Tom Tong07/Μαρ/2011Currency Updates

The ECB upended financial markets last Thursday, surprising investors with an extremely hawkish statement, followed by a press conference in which Trichet all but confirmed that an interest rate hike is coming as early as next meeting. Markets had spent the week focused mostly on the events in the Middle East and North Africa, with the oil price driving other markets and a negative correlation emerging for the first time in a long time between commodity prices (in particular, oil) and other risk assets, particularly stocks. However, the resilience of risk assets in the face of shocks (from oil and European rates, so far) is remarkable.

The dollar appeared to confirm the regime shift we commented on last week, failing to rally on geopolitical tensions and sliding further in response to the ECB bomb on Thursday.


The common currency was the star of the week. After spending the first half of the week trading erratically higher, it received a major boost on Thursday when the ECB used the unmistakable code words «strong vigilance [on inflation]» and Trichet confirmed in the press conference that monetary policy was no longer «appropriate», all but pencilling in a hike in the next meeting in April. While he did mention that this hike will not necessarily be the beginning of a full-fledged hiking cycle, the extremely hawkish tone sent short term interest rates in Europe and the currency sharply higher. Somewhat surprisingly, peripheral spreads were more or less stable on the news, although the absolute level of rates rose in tandem with the rest of the curve.

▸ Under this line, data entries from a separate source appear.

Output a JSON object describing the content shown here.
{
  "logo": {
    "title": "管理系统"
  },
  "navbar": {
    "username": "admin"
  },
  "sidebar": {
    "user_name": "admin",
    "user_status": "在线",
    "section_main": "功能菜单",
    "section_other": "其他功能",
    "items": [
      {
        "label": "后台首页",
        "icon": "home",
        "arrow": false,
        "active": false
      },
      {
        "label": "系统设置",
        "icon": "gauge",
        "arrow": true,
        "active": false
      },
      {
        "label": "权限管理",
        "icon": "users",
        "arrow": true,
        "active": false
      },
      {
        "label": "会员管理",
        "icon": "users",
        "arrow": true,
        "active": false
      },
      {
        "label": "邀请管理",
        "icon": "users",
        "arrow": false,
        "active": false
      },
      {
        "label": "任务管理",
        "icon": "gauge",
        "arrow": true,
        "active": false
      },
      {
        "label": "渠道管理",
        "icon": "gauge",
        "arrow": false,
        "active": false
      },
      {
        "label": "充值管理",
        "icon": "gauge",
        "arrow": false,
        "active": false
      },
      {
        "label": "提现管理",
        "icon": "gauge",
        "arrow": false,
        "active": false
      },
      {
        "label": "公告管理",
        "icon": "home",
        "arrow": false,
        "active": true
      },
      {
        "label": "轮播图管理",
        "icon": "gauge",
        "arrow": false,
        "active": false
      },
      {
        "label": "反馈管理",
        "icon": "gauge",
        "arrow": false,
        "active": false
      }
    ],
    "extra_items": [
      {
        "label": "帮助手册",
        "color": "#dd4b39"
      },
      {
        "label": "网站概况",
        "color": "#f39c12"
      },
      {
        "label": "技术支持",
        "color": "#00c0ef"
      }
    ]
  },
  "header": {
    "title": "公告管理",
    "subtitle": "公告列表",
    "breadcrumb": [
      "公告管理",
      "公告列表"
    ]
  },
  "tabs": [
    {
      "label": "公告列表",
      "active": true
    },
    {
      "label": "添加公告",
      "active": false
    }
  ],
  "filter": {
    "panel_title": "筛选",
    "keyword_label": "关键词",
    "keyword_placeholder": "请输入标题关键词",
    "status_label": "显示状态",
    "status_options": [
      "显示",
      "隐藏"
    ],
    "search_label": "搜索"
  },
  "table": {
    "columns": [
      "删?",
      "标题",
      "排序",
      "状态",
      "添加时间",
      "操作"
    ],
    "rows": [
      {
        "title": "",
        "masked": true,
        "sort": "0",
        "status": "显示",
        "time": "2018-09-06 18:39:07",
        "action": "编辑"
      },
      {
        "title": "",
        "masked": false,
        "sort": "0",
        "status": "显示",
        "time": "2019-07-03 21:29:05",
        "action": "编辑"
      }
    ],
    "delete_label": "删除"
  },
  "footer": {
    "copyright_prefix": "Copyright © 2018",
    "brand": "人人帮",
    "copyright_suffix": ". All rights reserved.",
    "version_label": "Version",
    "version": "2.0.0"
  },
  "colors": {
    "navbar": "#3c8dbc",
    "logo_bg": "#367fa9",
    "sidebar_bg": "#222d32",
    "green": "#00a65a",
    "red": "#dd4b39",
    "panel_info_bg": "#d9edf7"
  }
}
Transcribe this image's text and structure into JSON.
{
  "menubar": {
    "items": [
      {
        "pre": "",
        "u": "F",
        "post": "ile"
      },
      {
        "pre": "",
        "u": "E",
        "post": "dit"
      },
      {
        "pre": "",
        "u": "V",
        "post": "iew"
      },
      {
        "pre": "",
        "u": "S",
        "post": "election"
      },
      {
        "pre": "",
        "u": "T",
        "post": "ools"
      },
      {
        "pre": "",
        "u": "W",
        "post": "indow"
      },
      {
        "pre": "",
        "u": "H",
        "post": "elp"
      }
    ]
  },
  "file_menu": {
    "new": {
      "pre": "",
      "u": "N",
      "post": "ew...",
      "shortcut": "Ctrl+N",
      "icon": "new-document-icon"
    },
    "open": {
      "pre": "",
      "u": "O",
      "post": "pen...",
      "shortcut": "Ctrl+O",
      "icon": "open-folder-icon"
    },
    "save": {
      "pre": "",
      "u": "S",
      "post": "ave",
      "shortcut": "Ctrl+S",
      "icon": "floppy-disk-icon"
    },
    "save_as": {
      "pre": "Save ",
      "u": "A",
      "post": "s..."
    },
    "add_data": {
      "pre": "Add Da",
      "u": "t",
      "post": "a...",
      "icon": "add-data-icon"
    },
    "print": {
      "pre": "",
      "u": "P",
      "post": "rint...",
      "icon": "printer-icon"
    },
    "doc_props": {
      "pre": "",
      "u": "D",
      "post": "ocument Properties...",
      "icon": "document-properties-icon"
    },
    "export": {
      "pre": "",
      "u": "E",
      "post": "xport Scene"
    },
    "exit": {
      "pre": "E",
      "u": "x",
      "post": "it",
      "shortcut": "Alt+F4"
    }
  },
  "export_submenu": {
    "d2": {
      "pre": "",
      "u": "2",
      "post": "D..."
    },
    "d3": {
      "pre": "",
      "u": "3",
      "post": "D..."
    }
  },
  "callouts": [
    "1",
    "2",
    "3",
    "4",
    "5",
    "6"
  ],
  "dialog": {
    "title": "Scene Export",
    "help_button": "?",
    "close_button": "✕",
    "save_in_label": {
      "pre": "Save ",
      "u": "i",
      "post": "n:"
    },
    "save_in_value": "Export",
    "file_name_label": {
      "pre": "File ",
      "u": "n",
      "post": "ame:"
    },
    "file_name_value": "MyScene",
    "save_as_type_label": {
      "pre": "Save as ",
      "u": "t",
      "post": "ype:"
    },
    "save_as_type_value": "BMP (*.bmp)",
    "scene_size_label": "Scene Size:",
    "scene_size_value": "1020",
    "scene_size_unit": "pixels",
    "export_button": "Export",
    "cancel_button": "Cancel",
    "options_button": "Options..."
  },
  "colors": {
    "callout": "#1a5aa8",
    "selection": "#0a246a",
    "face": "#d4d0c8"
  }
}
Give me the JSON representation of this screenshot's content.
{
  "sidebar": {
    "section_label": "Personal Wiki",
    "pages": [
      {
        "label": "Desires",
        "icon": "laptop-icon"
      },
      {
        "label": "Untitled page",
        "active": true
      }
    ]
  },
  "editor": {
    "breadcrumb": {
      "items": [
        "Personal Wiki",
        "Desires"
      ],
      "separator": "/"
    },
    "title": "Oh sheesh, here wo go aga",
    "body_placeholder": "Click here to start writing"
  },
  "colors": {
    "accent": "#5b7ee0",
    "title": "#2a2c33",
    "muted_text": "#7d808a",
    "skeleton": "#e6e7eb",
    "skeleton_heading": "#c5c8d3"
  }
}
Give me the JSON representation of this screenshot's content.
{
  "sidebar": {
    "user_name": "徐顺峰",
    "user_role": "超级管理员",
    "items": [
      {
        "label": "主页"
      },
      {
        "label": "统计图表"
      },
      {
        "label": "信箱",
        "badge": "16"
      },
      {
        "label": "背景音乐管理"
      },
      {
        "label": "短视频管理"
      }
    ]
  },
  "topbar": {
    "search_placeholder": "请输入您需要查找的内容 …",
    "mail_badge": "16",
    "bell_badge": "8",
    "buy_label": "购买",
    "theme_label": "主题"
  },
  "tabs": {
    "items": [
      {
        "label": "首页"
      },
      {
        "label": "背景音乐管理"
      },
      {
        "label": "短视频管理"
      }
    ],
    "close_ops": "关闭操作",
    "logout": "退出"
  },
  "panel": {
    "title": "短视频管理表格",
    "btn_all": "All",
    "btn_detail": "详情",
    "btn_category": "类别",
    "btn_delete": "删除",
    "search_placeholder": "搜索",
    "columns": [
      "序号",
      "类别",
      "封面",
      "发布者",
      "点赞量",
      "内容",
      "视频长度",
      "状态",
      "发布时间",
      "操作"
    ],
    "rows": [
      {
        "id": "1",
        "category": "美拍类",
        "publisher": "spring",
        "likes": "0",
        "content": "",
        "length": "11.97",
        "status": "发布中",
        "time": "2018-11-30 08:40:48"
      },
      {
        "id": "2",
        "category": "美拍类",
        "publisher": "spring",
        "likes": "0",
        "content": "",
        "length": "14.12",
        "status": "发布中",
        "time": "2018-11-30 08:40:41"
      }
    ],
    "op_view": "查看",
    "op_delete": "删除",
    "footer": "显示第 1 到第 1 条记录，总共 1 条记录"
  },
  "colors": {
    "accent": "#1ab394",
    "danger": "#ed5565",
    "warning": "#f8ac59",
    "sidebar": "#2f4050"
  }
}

This significant change in the ECB outlook makes it all the more necessary that the European Council deliver on market expectations of a solid new package for dealing with peripheral solvency concerns by their self-imposed late March deadline. We believe that failure to upsize the rescue facility beyond 500 billion euros and lower rates charged to recued countries to sustainable levels will result in a reigniting of the peripheral sovereign crisis, now made worse by the sharply higher level of overall rates. Therefore, we maintain a cautious stand on the euro.


A spate of softer-than-expected data releases in the UK (business sentiment indices and housing prices, primarily) was overshadowed by the ECB hawkishness. The resultant sell off in the Euribor curve carried over somewhat to the short sterling curve on the theory that the Bank of England will be under additional pressure to hike given the hawkishness across the Channel. As a result, sterling ignored the softer data and once again behaved as a low-beta version of the euro, rising 1% against the dollar but losing above 0.8% against the common currency.


The main event of the week was the February payroll report released on Friday. However, it was overshadowed by the dramatic headlines coming out of Libya and the ECB shocker on Thursday. The report itself was rather positive, showing a healthy pace of job creation and continued reduction in the unemployment rate, albeit from still very high levels. The positive tone in US macroeconomic releases did little to arrest the slide in the greenback, though. As we have pointed out, this breakdown in the correlation between flight-to-quality trades and upward pressure on the dollar is the most noteworthy development in FX markets for quite a while. All in all, however, the extreme short dollar positioning among traders should make it difficult for the dollar to sell off any further in the near term.